Side悠木

「例えば、こんな人間について、君たちはどう思うだろうか?

彼は、幼い頃からずっと近くにいた幼馴染の少女に恋をしていた。

無邪気な、可憐な笑顔が自分というちっぽけな人間を頼ってくれるという優越感に浸ることが、彼にとっては何よりも快感だった。

だがしかし。

少女があまりにも近くに居すぎたために、何も言わずに自分の側にいてくれるだろうと、彼は勘違いをしていた。

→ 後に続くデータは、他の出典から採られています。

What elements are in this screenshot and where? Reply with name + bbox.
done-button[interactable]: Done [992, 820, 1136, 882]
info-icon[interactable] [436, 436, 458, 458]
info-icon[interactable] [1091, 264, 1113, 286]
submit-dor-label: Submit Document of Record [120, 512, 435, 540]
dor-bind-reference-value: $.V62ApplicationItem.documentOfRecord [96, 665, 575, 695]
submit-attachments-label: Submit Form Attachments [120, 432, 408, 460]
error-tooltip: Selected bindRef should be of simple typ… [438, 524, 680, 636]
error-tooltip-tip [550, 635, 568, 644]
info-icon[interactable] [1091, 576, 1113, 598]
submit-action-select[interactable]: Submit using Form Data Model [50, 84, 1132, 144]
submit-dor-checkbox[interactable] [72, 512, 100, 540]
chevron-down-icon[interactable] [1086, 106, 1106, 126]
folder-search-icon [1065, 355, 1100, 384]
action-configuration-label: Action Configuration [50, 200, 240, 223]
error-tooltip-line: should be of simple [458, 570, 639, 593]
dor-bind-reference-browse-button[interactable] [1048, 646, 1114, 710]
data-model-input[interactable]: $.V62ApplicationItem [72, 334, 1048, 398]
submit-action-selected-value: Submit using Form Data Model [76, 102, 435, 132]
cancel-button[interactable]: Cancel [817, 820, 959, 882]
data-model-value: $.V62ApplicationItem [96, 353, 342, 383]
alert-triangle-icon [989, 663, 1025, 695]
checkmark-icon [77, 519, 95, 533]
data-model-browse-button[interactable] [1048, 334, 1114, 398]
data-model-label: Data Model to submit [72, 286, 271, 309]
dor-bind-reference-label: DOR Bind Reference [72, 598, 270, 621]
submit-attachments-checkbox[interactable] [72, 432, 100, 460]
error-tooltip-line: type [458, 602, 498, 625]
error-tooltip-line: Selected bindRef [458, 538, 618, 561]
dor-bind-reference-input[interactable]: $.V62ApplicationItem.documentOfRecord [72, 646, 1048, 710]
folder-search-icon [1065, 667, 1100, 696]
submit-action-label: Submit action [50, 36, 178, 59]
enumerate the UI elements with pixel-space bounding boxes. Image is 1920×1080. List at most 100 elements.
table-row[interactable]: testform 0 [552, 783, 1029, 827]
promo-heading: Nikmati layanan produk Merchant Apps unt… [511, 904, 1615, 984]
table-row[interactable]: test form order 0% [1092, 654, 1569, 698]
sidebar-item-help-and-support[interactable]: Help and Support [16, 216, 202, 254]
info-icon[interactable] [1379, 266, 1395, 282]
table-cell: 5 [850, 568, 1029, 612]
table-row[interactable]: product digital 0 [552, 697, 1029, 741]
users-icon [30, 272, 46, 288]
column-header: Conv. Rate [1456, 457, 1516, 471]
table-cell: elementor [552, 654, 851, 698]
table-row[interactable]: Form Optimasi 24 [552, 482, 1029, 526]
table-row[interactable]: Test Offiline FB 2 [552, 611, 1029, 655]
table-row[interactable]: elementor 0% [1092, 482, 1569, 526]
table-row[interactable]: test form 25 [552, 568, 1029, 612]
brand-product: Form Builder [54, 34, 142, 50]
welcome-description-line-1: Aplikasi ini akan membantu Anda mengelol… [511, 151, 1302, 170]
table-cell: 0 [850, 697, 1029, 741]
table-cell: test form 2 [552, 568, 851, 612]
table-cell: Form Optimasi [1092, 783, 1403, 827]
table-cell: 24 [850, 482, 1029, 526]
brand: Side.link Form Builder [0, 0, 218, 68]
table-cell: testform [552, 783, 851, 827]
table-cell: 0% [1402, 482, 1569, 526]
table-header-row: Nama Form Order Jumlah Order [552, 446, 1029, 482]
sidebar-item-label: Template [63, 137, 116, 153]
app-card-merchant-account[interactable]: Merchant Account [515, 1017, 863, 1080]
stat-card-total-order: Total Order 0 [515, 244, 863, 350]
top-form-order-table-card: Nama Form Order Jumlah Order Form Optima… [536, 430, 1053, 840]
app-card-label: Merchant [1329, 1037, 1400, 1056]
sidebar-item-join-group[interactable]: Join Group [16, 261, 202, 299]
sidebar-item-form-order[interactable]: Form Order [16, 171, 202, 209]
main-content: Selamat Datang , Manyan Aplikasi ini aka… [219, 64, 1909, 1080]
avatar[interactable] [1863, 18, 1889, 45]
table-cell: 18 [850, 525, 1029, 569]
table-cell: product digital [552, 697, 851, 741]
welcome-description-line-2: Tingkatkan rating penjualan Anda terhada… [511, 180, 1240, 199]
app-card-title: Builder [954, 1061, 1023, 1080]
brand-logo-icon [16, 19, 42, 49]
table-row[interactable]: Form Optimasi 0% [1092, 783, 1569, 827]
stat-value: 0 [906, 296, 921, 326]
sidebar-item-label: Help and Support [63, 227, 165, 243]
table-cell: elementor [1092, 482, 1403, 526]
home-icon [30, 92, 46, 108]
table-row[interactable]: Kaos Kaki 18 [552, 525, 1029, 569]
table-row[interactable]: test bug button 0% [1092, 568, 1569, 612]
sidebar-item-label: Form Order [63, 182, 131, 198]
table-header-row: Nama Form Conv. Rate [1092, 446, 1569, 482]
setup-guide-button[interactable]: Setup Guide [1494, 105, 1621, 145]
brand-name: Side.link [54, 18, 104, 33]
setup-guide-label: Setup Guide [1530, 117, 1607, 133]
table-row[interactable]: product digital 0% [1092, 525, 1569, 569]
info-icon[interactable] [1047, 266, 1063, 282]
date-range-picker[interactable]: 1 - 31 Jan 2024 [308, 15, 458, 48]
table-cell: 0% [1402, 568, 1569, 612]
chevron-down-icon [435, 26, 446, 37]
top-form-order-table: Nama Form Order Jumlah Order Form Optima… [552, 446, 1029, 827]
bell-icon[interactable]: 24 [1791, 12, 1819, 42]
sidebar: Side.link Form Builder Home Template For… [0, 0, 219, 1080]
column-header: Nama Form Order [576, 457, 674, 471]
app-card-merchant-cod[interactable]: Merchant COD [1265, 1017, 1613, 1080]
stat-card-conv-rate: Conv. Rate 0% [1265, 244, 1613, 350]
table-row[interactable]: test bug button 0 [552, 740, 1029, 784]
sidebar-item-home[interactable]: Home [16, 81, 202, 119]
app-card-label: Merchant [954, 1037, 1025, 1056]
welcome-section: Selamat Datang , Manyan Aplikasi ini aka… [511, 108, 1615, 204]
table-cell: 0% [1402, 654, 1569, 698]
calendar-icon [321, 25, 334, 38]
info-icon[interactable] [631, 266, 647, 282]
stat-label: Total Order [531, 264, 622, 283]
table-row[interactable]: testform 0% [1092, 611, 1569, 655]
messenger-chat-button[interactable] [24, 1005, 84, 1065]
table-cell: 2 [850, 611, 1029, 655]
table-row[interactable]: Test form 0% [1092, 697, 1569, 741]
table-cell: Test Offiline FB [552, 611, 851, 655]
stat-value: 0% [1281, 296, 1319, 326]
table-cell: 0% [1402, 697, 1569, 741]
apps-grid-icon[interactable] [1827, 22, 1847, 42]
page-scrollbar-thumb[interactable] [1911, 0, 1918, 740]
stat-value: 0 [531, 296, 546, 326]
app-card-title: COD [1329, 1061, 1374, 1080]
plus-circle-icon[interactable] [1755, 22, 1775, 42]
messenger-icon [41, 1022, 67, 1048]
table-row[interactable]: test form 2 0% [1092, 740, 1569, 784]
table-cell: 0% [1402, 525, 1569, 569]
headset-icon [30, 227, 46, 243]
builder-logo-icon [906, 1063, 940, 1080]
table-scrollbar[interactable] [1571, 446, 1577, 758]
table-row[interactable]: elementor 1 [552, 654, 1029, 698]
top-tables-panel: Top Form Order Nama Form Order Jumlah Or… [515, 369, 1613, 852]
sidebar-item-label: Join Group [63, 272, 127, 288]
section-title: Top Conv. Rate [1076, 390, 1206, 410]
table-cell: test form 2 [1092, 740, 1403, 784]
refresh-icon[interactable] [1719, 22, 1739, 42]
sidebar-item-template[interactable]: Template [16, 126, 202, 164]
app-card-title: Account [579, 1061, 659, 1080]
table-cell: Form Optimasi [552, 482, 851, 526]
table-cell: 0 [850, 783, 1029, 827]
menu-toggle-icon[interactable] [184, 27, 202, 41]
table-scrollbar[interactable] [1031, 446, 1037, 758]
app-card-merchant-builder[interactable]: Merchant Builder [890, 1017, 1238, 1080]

だから、彼は、少女が日々、本当は何を考えていたか、苦しんでいたのかには無頓着。

少女の気持ちの変化に気づかず、自分がこうすべきと考えるものだけを、与え続けた。

彼の正しさは、少女にとってはそうではない、ということを知らずに。

年齢を重ねれば、人は変わるものだ。

好みや価値観など、様々なものが。

しかし、彼はそれを見誤った。

少女の変化は、意識さえしていればすぐに分かったはずだった。

それほどまで、少女は追い詰められていた。

彼は、決して気づかない。

自分が追い詰めたという、現実に。

そうしてその現実に気付かぬまま、夢でも見るかのように、かつての少女に想いを寄せる。

少女がどんなに変わっても、変わったという現実を見ることなく。